Membuka testimoni dalam webinar tersebut, Hendrar Prihadi sebagai penyintas covid-19, mengemukakan perlunya tetap mentaati protokol kesehatan dengan melakukan 3M yaitu singkatan dari menjaga jarak, memakai masker, dan mencuci tangan memakai sabun.

"Yang terbaik dalam masa pandemi Covid-19 ini bagi warga Kota Semarang adalah tidak boleh ada yang sakit dengan cara, yaitu pertama makan makanan yang sehat, teratur dan bergizi, kedua adalah sering minum vitamin, dan ketiga yaitu menjalankan SOP kesehatan dengan melakukan 3M,” paparnya.

Masih ada tim patroli dan tim penanganan covid-19, yang merupakan gabungan dari Pemkot, TNI dan Polri, yang tujuannya adalah sosialisasi ke masyarakat dan melakukan penindakan terutama bagi masyarakat yang keluar rumah tanpa memakai masker.
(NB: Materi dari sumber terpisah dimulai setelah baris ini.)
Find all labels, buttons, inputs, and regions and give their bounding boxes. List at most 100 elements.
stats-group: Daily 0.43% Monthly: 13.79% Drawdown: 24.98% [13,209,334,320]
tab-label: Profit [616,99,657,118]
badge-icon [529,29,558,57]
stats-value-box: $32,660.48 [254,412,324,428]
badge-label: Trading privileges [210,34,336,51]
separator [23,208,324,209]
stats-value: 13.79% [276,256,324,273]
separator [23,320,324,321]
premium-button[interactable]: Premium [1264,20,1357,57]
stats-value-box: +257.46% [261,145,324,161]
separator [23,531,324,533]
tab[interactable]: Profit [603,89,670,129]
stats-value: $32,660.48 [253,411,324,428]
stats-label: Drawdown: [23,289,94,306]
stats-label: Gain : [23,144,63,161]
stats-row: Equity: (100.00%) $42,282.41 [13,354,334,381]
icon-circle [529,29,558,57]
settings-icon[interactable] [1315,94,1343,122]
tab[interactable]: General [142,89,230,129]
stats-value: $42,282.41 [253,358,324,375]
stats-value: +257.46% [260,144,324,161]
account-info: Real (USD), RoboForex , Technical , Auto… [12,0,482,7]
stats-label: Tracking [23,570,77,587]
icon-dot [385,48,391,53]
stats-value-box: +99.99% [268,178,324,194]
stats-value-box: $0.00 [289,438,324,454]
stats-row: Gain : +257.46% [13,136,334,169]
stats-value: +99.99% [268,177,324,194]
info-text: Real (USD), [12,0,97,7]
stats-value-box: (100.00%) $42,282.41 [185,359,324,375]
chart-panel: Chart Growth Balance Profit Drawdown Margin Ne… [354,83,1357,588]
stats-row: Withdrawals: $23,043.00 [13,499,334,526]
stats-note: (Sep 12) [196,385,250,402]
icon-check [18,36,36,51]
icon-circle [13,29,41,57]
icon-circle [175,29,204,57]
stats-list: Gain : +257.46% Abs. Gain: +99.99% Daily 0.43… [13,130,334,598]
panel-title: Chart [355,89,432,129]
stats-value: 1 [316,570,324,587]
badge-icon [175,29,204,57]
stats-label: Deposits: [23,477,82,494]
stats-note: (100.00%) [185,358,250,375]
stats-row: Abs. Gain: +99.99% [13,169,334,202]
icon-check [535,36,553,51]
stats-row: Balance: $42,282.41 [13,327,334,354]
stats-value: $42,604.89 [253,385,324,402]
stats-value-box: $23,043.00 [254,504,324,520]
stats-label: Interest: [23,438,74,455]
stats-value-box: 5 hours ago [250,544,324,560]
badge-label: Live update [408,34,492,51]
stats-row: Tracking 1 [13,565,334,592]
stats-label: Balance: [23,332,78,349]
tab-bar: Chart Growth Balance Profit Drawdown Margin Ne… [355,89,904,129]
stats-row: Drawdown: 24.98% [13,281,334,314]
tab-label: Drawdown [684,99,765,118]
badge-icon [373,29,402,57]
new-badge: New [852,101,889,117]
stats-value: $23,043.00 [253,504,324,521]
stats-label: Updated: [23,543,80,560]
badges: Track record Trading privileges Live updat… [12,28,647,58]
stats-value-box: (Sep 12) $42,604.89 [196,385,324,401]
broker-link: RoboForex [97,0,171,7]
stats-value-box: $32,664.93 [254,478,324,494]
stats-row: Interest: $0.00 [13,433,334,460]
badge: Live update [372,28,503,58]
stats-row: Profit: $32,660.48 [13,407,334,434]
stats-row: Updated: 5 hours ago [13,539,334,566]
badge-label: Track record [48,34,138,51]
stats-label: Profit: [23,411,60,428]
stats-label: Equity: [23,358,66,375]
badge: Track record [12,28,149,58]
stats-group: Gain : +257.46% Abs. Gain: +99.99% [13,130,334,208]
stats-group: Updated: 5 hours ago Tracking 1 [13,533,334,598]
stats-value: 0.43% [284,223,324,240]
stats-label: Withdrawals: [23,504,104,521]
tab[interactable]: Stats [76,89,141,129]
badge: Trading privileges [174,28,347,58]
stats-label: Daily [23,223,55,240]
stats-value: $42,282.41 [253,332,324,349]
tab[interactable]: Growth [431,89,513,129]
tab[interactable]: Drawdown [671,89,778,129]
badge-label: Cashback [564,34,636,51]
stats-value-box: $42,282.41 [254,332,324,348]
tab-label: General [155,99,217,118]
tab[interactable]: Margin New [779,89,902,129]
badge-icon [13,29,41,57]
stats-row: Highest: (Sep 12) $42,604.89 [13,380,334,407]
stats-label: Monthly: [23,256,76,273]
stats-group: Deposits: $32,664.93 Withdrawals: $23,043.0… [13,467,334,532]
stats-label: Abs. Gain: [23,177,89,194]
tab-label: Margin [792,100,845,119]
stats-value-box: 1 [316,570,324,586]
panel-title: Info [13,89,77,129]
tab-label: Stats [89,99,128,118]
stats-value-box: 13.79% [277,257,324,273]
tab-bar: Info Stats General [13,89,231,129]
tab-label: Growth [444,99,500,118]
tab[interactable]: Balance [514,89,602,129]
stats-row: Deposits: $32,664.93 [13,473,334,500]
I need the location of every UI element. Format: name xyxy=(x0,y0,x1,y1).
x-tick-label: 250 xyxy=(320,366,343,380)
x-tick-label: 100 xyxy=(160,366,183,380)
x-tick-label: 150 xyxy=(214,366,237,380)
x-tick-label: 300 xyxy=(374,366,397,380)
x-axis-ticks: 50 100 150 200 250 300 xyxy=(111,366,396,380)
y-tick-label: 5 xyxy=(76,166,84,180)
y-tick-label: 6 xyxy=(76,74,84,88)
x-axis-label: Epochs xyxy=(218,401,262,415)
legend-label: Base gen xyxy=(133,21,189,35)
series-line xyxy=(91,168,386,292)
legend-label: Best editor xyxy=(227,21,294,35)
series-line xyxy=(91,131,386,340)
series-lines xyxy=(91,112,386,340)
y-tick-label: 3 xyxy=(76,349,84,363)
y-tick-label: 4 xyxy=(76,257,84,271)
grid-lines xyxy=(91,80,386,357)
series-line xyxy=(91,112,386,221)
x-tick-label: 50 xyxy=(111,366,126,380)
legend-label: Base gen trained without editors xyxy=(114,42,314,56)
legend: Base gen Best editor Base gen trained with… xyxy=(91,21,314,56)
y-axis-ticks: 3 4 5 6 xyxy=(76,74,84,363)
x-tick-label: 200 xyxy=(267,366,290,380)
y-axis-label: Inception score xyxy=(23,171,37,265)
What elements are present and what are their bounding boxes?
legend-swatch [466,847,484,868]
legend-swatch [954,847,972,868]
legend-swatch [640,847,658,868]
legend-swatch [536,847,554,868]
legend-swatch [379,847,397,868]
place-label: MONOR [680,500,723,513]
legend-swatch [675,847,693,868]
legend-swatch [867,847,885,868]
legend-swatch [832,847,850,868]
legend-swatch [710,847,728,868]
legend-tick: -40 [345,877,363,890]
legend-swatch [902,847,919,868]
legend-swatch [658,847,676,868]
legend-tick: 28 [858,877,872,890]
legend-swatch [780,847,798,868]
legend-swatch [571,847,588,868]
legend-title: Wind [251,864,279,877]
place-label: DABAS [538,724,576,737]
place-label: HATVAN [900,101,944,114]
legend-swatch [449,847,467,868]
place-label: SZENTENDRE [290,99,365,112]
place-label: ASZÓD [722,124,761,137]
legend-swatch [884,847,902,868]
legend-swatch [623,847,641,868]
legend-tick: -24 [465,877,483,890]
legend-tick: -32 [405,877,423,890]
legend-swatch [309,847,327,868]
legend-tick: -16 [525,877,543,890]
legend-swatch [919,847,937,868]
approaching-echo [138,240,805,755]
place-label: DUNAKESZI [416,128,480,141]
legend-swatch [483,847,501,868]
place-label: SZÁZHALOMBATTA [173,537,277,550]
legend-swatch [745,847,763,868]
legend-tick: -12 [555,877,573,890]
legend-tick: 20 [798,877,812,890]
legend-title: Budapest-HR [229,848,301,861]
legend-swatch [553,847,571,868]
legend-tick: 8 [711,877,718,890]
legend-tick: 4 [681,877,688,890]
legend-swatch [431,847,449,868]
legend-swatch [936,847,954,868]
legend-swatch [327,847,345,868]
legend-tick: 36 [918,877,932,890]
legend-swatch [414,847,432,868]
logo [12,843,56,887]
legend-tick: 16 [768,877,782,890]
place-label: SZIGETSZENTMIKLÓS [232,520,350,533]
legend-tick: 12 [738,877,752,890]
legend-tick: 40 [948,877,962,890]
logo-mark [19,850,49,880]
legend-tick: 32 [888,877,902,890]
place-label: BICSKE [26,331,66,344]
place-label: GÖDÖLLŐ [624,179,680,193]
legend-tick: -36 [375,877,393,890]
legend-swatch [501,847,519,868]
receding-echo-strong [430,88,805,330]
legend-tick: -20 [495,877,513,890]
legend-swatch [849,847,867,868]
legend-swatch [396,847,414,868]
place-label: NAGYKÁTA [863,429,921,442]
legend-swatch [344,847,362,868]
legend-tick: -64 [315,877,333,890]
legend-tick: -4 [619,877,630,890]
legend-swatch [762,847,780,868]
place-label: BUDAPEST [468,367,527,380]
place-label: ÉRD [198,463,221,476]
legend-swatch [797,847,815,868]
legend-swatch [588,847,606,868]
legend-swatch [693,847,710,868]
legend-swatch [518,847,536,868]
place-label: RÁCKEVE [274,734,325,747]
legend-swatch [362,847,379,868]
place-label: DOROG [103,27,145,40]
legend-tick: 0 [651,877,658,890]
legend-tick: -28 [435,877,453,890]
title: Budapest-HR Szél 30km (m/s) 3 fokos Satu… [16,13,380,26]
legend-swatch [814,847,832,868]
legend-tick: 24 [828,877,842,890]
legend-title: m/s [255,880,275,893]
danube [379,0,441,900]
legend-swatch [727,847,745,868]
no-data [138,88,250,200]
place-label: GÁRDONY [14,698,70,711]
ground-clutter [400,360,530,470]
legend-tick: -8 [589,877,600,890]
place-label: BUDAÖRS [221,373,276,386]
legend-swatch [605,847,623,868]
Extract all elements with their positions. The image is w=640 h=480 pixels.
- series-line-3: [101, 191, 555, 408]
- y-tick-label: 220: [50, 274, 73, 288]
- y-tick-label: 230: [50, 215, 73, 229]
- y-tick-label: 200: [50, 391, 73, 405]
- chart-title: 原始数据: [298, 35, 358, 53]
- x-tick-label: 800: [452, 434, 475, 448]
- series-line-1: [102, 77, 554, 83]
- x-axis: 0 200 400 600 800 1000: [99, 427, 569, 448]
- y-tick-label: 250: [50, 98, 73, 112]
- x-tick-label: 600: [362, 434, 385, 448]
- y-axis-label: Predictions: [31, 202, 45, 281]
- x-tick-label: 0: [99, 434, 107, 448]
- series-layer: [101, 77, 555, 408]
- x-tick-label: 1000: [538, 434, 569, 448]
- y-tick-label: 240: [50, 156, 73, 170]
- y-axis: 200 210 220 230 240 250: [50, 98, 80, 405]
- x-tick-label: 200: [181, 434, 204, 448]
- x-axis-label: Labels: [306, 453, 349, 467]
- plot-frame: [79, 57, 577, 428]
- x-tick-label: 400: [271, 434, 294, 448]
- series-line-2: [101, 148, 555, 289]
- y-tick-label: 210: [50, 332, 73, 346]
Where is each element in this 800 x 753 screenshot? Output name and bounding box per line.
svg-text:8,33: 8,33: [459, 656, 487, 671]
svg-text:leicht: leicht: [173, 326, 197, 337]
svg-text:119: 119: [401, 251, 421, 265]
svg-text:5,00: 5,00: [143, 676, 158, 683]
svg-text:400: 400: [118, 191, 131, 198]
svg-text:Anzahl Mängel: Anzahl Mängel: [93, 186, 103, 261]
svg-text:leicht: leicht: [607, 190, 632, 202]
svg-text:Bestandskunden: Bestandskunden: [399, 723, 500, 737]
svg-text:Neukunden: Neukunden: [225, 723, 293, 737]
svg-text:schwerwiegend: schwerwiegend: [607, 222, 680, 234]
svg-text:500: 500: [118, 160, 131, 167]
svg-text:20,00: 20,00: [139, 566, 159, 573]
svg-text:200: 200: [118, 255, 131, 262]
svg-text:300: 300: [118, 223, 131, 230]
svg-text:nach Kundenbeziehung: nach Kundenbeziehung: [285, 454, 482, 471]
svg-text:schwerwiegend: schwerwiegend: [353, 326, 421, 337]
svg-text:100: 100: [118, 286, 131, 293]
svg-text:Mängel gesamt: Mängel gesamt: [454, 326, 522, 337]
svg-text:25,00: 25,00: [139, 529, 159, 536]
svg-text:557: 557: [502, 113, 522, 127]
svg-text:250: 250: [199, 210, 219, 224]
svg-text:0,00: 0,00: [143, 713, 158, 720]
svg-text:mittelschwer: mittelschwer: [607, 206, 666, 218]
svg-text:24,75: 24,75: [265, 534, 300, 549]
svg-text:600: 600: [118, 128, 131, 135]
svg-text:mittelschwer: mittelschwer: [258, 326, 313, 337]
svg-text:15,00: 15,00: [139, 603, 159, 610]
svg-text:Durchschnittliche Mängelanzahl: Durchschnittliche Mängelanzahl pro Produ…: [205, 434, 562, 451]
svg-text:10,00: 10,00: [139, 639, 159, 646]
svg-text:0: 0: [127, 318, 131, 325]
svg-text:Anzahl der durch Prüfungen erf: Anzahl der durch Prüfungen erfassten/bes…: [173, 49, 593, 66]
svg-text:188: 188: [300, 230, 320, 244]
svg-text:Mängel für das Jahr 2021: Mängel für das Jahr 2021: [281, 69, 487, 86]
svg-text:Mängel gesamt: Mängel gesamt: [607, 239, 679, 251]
Sementara itu, dr Mika L Tobing dalam paparan materinya menjelaskan tentang penggunaan alternatif pengobatan melalui terapi plasma konvalesen.

“Secara rasional sebetulnya pemberian terapi plasma pada covid-19 itu adalah pada masalah memperbaiki reaksi immunologist dari pasien, atau dalam bahasa kedokteran disebut immunomodulatory treatment,  dimana dengan pemberian plasma konvalesen yang sudah mengandung antibodi pada pasien yang sedang menderita covid maka immunologist dari pasien itu akan lebih baik sehingga dengan demikian perbaikan dan keselamatan akan mungkin didapatkan,” jelas dr Mika.

Jadi terapi plasma konvalesen  bermanfaat jika dipergunakan pada saat yang tepat, disertai modalitas terapi lainnya. "Hal lain, efektivtas terapi juga tergantung pada fase penyakit dan kormobiditas pasien, yang biasanya terapi ini kita berikan pada pasien fase berat atau yang mengancam kehidupan dan efek samping bisa dipantau serta pemberian terapi di ICU dengan sepengetahuan pasien dan atau keluarga," sambungnya.